Pronouns matter and Capitol Hill’s communities of bars, restaurants, and clubs are one of its key mixing spaces. It’s an opportunity for people to talk and come together and, sometimes because of words and misunderstanding, move apart.
“Through our experience educating, listening and empowering workers we learned that asking workers to come to us for workshops was a harder lift,” Debbie Carlsen, director, of the LGBTQ Allyship tells CHS. “Instead we want to go to them in their workplace. Many of the workers we were educating were working in the restaurant industry and we know anecdotally that LGBTQ people disproportionately work in hospitality jobs.”

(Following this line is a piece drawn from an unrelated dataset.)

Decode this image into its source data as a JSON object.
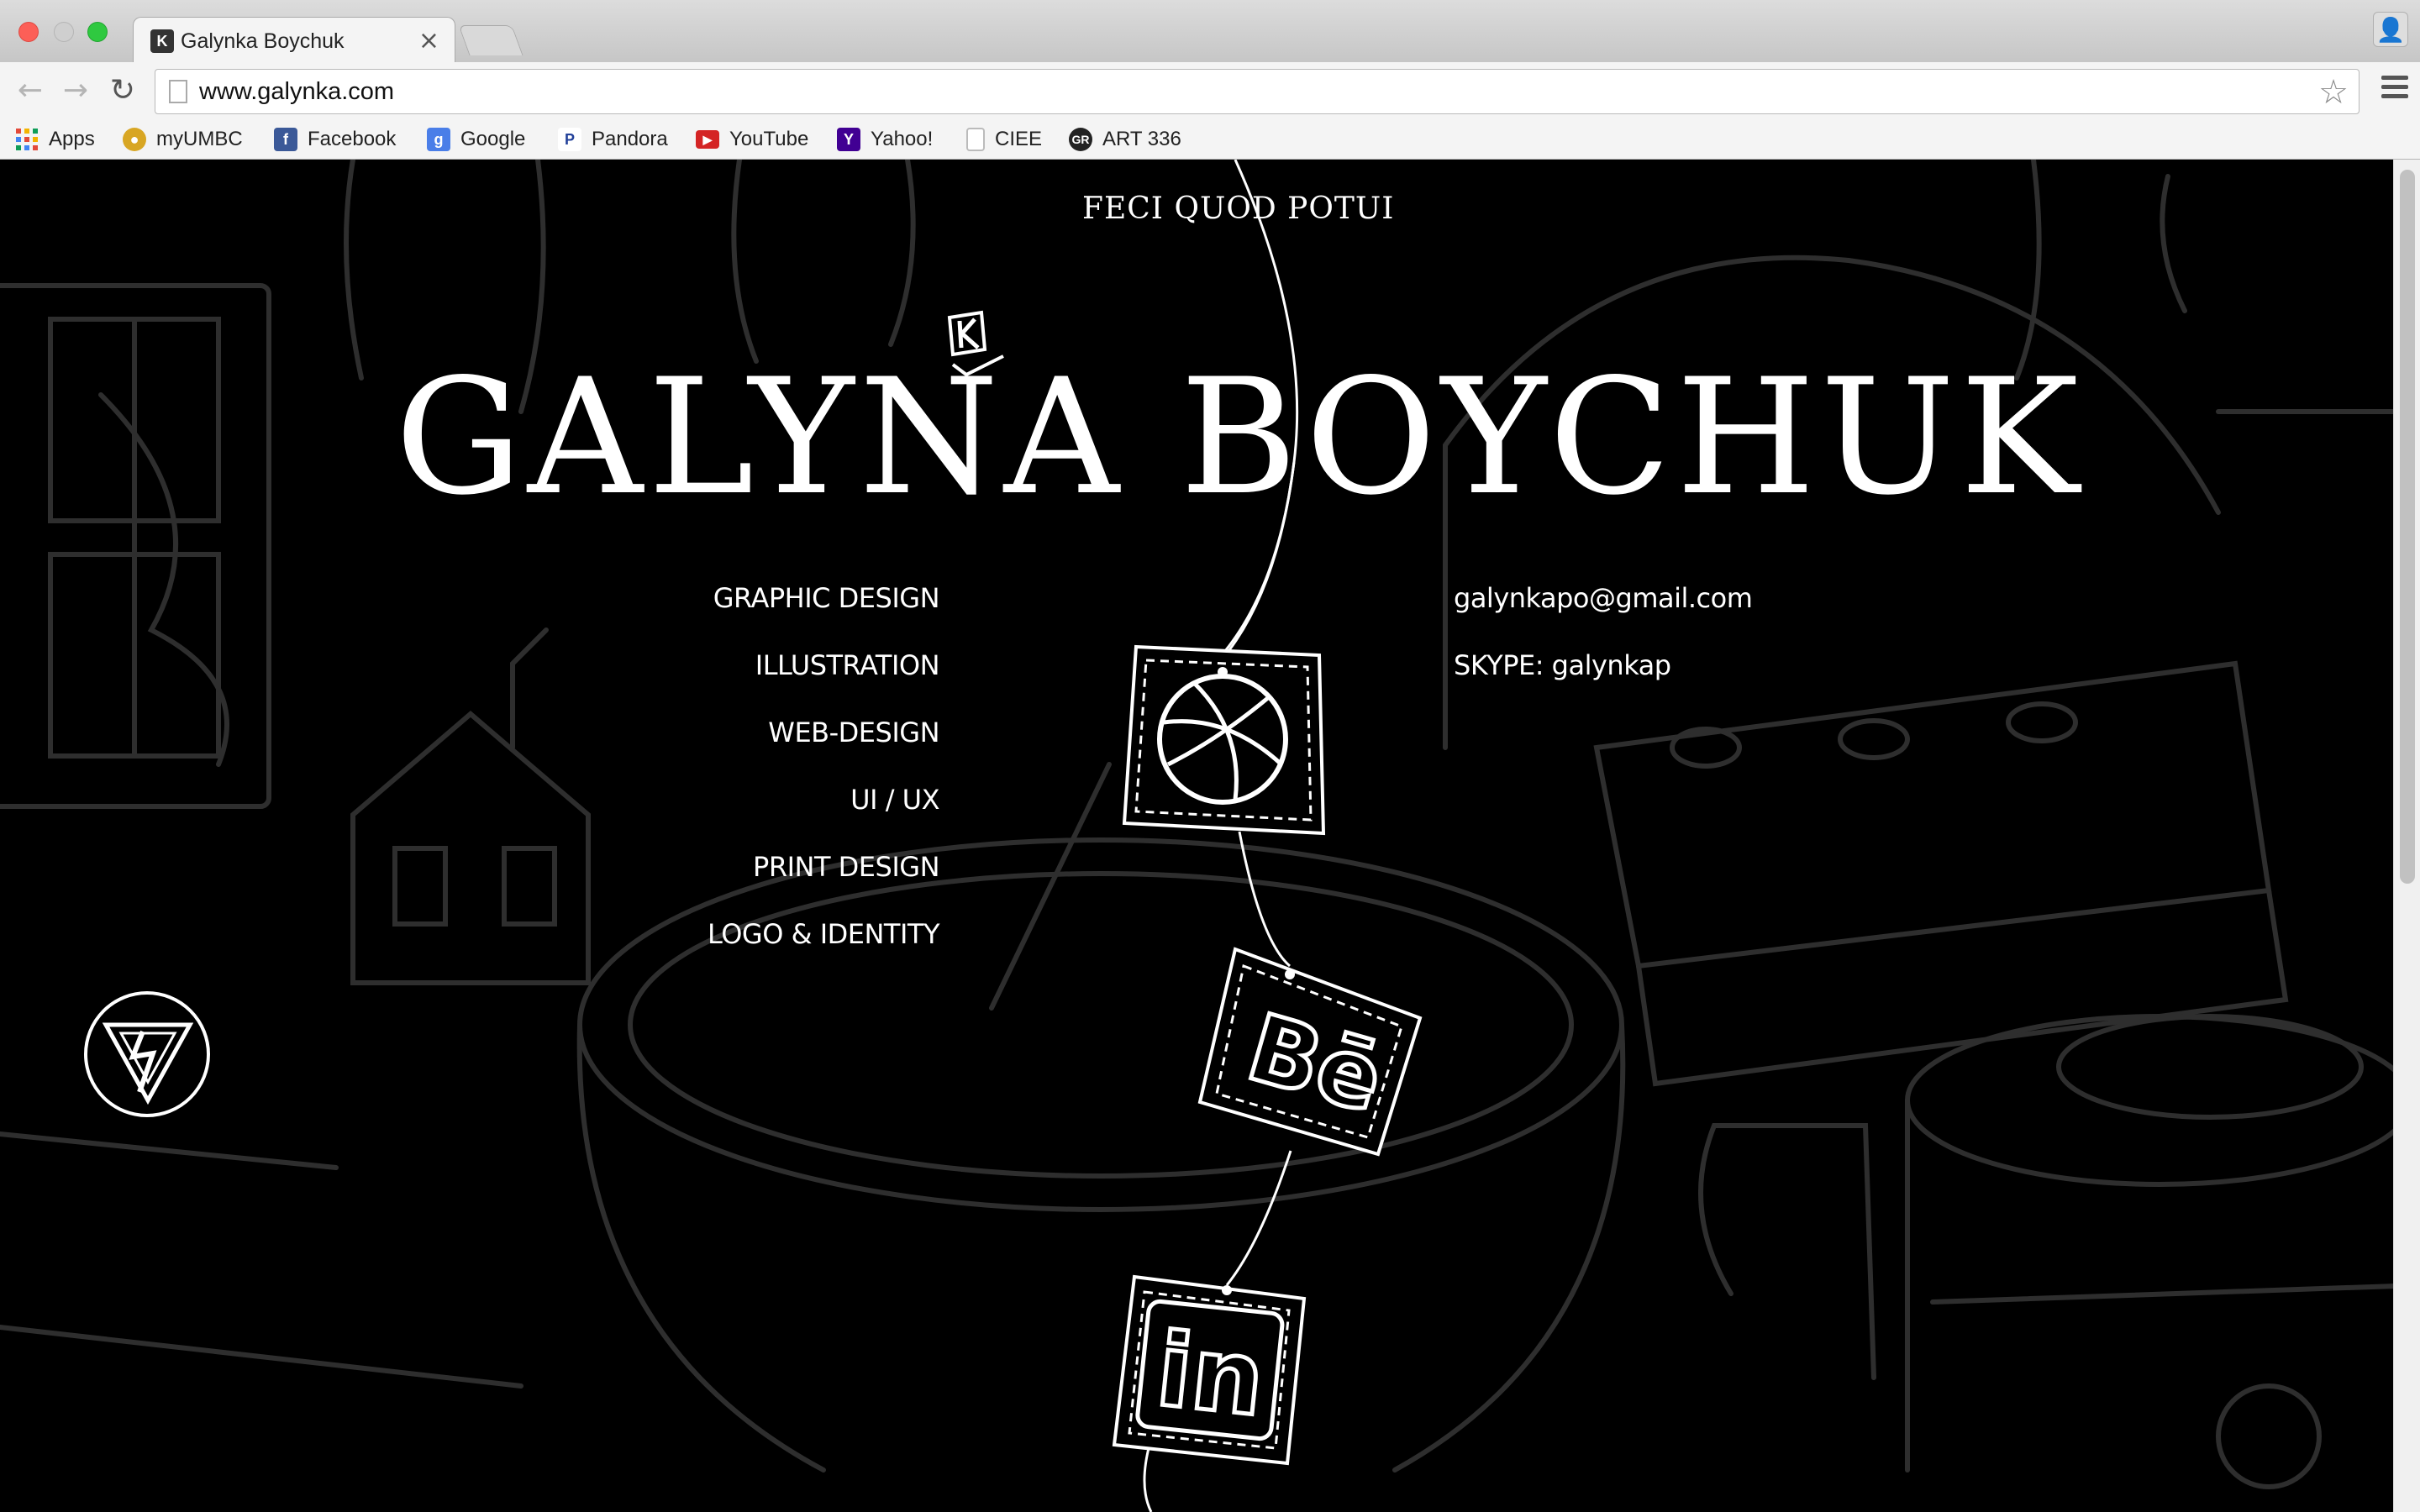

After years working with Seattle’s LGBTQ community on education about their workers’ rights through a partnership with Fair Work Center and the Office of Labor Standards, the Allyship is taking on a new mission: gender considerate language in the workplace.
The Talk Gender to Me campaign is being geared towards Seattle restaurant workers as “a professional development opportunity that encourages respecting all workers and customers around their gender identity, gender expression and gender” —
All too often LGBTQ customers are unintentionally misgendered at restaurants which can be a jarring experience. Redwolf Painter, a mixed blood trans resident says, “I am often misgendered in restaurants and don’t feel safe correcting folks. I leave angry and vowing to not return to that establishment. I’m so grateful to Allyship for starting this dialogue and training to restaurant staff! I love the idea of restaurants taking the Talk Gender to Me pledge and I look forward to places I can eat or drink without worry.”
Beginning with a free training session — and some big booze industry support from Tito’s Handmade Vodka, the campaign will include a few on-Hill events next Thursday, April 19th to help spread the word when Coastal Kitchen (429 15th Ave E, 3pm – 6pm), the Wildrose (1021 E. Pike, 4pm – 8pm) and Bar Vacilando (405 15th Ave E, 4pm – 6pm) are all hosting special Talk Gender to Me happy hours.
It’s a small piece of a big change for some of the smallest but most important words in day to day language. In addition to the kick-off happy hours, Allyship will be providing Talk Gender to Me cards that can be left behind to help. “It’s a great way to call people in and generate dialogue that is inviting and useful,” Carlsen said. On the backside of the card, you will find suggested gender considerate language and best practices for restaurant staff “from restaurant staff,” Carlsen said.
At the Wildrose, they see the initiative as part of preserving an LGBTQ friendly culture on the Hill. “We have seen a lot of changes over the years,” co-owner Martha Manning said in an announcement on the campaign. “The Hill has become less welcoming to the LGBTQ community, but many LGBTQ individuals still come here to drink, eat, seek community and be visible. Being gender considerate in your establishment is respectful, inclusive and builds your customer base. We hope more restaurants commit to taking the Talk Gender to Me pledge.”